Recently I was searching for books on leadership and did a Google Books search for books in English, published between 2000 and 2008, with the word “leadership” in the title. I wanted recent books, and access to full text, and I did a title keyword search to insure relevancy, since I wasn’t interested in items found by Google Books with the word “leadership” mentioned once on page 153. I repeated the identical search in the Peninsula College Library catalog.

A Peninsula College Library Catalog search retrieved more titles than a Google Books "full view only" search: 22 times more! For students in the PC Library all books are "full view." Some are e-books immediately available online (those reported below in the searches), and additional print sources require a few minutes walk to the stacks.

I then tried other topics using the same search parameters. PC Library contained more "full view" e-books than Google Books (full view only) on many of the topics searched.

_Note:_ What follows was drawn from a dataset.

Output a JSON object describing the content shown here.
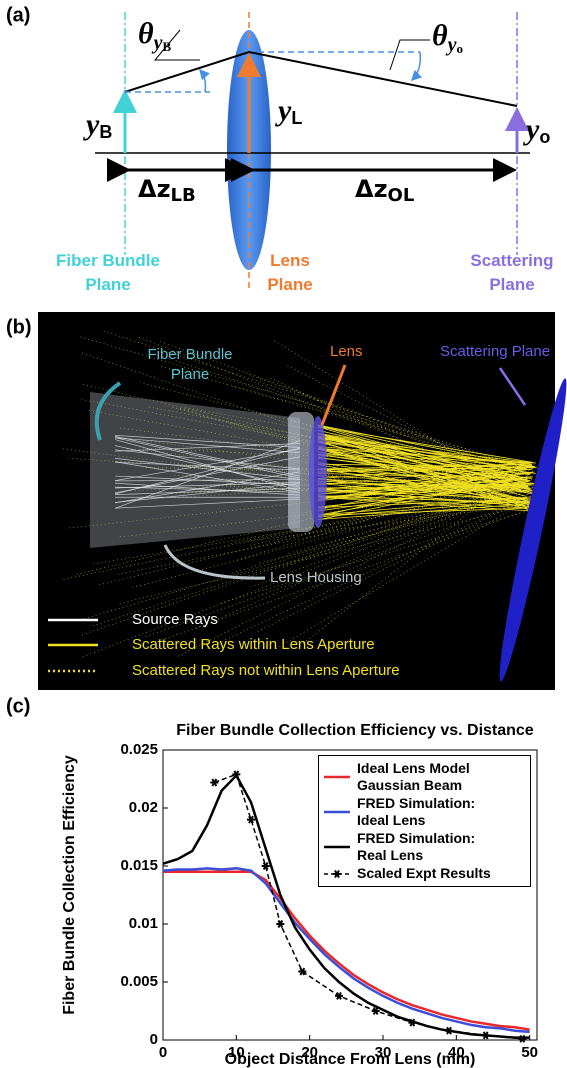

Searches in both sources used identical parameters: title keyword search for books in English published between 2000 and 2008. Here is my search history:

LEADERSHIP
Peninsula College Library Catalog = 179 full-view e-books
Google Advanced Book Search = 8 full-view titles

Hmmm… Google Books "full view only" did not do well, when compared to Peninsula College Library Catalog, to get immediate access to full text.

Maybe that was a fluke. Let’s try another search for the word “globalization” in the title.

GLOBALIZATION
Peninsula College Library Catalog = 130 full-view e-books
Google Advanced Book Search = 5 full-view titles

Maybe they were both flukes. Let’s try another…

PHILOSOPHY
Peninsula College Library Catalog = 220 full-view e-books
Google Advanced Book Search = 3 full-view titles

Ouch!

Let's try a couple more...

COMPUTER
Peninsula College Library Catalog = 152 full-view e-books
Google Advanced Book Search = 4 full-view titles

PSYCHOANALYSIS
Peninsula College Library Catalog = 22 full-view e-books
Google Advanced Book Search = 0 full-view titles

Not only does our small Peninsula College Library frequently have more titles to offer students than Google Books, the quality of our copyrighted offerings are likely superior, coming from academic publisher content, content which Google Books cannot provide in full text due to copyright restrictions.

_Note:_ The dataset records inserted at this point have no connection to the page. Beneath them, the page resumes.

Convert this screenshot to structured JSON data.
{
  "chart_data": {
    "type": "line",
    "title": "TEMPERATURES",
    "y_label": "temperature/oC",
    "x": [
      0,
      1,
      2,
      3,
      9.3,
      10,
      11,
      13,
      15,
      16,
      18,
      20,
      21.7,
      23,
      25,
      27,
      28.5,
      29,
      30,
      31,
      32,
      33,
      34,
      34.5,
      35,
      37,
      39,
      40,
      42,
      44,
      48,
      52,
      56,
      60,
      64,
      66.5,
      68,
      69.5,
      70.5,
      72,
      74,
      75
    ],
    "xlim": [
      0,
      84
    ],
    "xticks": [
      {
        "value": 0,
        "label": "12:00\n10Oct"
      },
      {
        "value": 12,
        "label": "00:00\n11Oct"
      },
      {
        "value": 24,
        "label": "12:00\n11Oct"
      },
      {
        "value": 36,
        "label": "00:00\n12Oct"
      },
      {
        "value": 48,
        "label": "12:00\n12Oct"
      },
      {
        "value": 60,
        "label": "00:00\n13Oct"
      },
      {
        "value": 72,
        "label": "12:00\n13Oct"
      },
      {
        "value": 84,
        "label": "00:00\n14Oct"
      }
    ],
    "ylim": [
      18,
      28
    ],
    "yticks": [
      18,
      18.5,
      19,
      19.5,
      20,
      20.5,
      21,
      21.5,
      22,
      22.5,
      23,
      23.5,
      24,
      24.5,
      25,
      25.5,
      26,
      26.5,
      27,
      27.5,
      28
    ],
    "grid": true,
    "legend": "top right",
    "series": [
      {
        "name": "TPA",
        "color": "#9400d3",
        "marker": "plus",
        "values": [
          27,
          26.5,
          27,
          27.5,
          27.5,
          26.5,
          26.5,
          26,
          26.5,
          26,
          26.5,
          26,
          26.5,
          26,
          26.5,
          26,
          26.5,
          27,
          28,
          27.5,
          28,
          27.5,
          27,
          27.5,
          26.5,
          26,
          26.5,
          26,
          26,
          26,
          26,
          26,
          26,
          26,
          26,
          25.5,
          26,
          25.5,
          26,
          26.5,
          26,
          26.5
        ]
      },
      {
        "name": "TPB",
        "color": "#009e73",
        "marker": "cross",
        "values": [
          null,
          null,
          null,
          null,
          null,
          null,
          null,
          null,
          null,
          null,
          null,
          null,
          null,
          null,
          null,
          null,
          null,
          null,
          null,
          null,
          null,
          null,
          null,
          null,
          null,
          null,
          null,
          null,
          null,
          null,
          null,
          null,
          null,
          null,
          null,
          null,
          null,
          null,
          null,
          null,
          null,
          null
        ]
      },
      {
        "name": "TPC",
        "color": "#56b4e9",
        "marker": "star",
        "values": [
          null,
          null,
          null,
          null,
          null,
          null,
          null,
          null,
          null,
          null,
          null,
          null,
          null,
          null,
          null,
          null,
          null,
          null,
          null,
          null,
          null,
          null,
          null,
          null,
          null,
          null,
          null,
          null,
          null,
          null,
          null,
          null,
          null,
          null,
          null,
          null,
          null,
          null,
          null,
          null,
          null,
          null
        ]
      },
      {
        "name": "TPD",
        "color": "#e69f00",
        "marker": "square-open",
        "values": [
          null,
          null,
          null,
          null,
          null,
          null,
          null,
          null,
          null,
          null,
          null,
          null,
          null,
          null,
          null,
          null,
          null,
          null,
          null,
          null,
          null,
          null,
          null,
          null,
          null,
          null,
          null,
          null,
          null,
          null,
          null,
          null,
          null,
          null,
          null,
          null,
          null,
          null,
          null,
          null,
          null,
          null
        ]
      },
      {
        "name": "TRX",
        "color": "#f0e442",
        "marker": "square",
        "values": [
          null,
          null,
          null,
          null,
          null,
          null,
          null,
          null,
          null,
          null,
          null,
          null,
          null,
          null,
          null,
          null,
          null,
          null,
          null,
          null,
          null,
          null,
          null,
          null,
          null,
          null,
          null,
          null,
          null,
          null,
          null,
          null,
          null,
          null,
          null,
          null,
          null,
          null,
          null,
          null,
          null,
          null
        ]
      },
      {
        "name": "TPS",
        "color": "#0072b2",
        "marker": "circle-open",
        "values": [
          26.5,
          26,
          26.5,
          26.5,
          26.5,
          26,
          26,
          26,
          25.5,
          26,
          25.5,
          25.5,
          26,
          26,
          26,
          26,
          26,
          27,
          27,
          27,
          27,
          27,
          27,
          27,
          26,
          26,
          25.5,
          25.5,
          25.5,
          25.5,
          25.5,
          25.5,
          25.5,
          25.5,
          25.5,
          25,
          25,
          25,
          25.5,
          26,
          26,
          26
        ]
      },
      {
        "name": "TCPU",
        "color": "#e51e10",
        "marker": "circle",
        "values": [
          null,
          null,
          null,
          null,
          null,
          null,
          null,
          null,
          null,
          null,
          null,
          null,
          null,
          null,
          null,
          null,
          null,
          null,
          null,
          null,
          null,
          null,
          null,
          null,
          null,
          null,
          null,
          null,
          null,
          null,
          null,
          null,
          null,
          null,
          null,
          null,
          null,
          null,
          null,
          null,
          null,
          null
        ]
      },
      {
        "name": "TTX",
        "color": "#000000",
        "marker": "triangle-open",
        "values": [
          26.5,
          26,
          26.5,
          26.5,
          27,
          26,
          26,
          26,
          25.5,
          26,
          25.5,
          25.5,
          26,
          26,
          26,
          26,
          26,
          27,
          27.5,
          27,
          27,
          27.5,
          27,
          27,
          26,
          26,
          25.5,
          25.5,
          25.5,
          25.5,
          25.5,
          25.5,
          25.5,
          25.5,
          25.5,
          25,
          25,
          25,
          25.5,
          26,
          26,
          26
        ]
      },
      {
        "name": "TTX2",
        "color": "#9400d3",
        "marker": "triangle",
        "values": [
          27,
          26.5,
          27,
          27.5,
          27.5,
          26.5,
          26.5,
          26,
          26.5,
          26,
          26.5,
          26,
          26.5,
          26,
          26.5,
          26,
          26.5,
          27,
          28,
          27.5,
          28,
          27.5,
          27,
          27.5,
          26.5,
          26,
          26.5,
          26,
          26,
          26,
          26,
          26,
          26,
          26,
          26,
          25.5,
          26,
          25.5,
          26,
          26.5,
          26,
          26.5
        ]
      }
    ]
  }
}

Topics like leadership, philosophy, psychoanalysis, computers, and globalization are not esoteric, yet Google Book Search delivers from zero to five percent of the number of titles available in the Peninsula College Library Catalog. I would say that is an accurate reflection of the real world, since Google has digitized less than 10% of the 86 million unique titles in WorldCat, titles that are available in libraries. Anyone limiting themselves to Google Book Search will miss more than 90% of the literature in existence.

Additionally, if a student does a default Google Books search (this frequently happens), instead of an advanced search with limiters, he or she would have to wade through the no-preview titles (no full-text), the “limited preview” titles (peek-a-boo full-text), the books published before 1920 and public domain books (not copyrighted), and the books in languages other than English, to find recent full-text titles in English (if Google Books has any).

Peninsula College Library does deliver the full-text. And, for the 30,000 e-books in our collection, students in the library don’t even have to go to the stacks... and even more full-text is available in print monographs after a short walk to the stacks.

Now, if a student wanted to find books to request on interlibrary loan, then a default Google Books search might be useful (although I would go with WorldCat, which has records for millions more documents: books, articles, theses, etc., and more search options, than Google Books).

For our students I think the Peninsula College Library is their best bet to retrieve full text, and WorldCat is best to identify titles for interlibrary loan that Google Books does not have.

Peninsula College Library is small but mighty… you might say it is a Google Books slayer.